Collection Initialization¶
Solr Collections must be created after at least one SolrCloud node is live. When a collection is created, by default Solr will attempt to spread the shards across all of the live nodes at the time of creation. This poses two problems
- The nexustiles collection can not be created during a “bootstrapping” process in this image.
- The nexustiles collection should not be created until an appropriate amount of nodes are live.
A helper container has been created to deal with these issues. See sdap/solr-cloud-init for more details.

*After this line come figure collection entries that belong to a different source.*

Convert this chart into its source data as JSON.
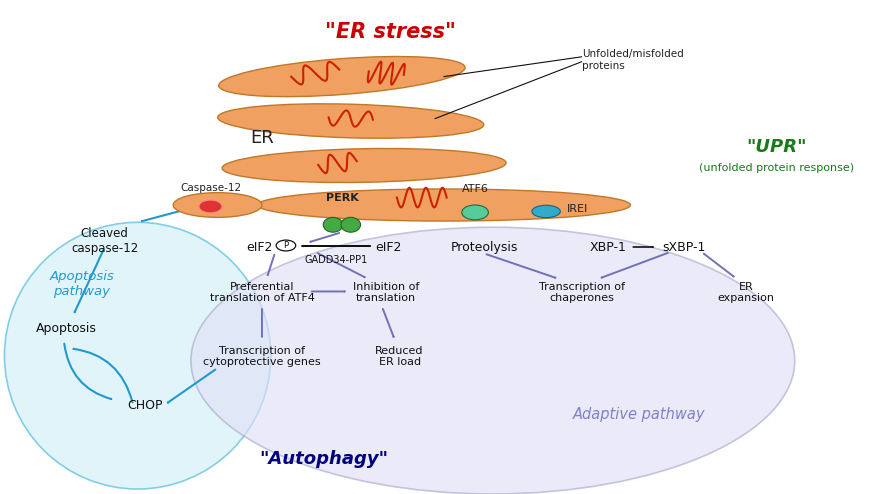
{
  "background": "#ffffff",
  "er_stress_text": "\"ER stress\"",
  "er_stress_color": "#cc0000",
  "upr_text": "\"UPR\"",
  "upr_color": "#1a7a1a",
  "upr_sub": "(unfolded protein response)",
  "autophagy_text": "\"Autophagy\"",
  "autophagy_color": "#000080",
  "adaptive_text": "Adaptive pathway",
  "adaptive_color": "#8080cc",
  "apoptosis_color": "#2299cc",
  "er_color": "#f0a060",
  "er_edge": "#c07828",
  "purple": "#7070bb",
  "blue": "#2299cc",
  "black": "#111111",
  "perk_color": "#44aa44",
  "atf6_color": "#44aa88",
  "irei_color": "#33aacc",
  "casp_color": "#dd3333"
}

The other option is to create the collection manually after starting as many SolrCloud nodes as desired. This can be done through the Solr Admin UI or by utilizing the admin collections API.
sdap/solr-cloud-init¶
This image can be used to automatically create the nexustiles
collection in SolrCloud.
How To Build¶
This image can be built from the incubator/sdap/solr directory:
docker build -t sdap/solr-cloud-init:${BUILD_VERSION} -f cloud-init/Dockerfile .
How to Run¶
This image is designed to run in a container alongside the sdap/solr-cloud container. The purpose is to detect if there are at least MINIMUM_NODES
live nodes in the cluster. If there are, then detect if the nexustiles
collection exists or not. If it does not, this script will create it using the parameters defined by the CREATE_COLLECTION_PARAMS
environment variable. See the reference documents for the create function for the Solr collections API for valid parameters.
Note
The action=CREATE
parameter is already passed for you and should not be part of CREATE_COLLECTION_PARAMS
Note
This image was designed to be long running. It will only exit if there was an error detecting or creating the nexustiles
collection.
Environment Variables¶
MINIMUM_NODES
default: 1
The minimum number of nodes that must be ‘live’ before the collection is created.
SDAP_ZK_SOLR
default: localhost:2181/solr
The host:port/chroot of the zookeeper being used by SolrCloud.
SDAP_SOLR_URL
default: http://localhost:8983/solr/
The URL that should be polled to check if a SolrCloud node is running. This should be the URL of the sdap/solr-cloud container that is being started alongside this container.
ZK_LOCK_GUID
default: c4d193b1-7e47-4b32-a169-a596463da0f5
A GUID that is used to create a lock in zookeeper so that if more than one of these init containers are started at the same time, only one will attempt to create the collection. This GUID should be the same across all containers that are trying to create the same collection.
MAX_RETRIES
default: 30
The number of times we will try to connect to SolrCloud at
SDAP_SOLR_URL
. This is roughly equivalent to how many seconds we will wait for the node atSDAP_SOLR_URL
to become available. IfMAX_RETRIES
is exceeded, the container will exit with an error.CREATE_COLLECTION_PARAMS
default: name=nexustiles&collection.configName=nexustiles&numShards=1
The parameters sent to the collection create function. See the reference documents for the create function for the Solr collections API for valid parameters.
Example Run¶
Assuming Zookeeper is running on the host machine port 2181, and a sdap/solr-cloud container is also running with port 8983 mapped to the host machine, the easiest way to run this image is:
docker run -it --rm --name init -e SDAP_ZK_SOLR="host.docker.internal:2181/solr" -e SDAP_SOLR_URL="http://host.docker.internal:8983/solr/" sdap/solr-cloud-init:${BUILD_VERSION}
After running this image, the nexustiles
collection should be available on the SolrCloud installation. Check the logs for the container to see details.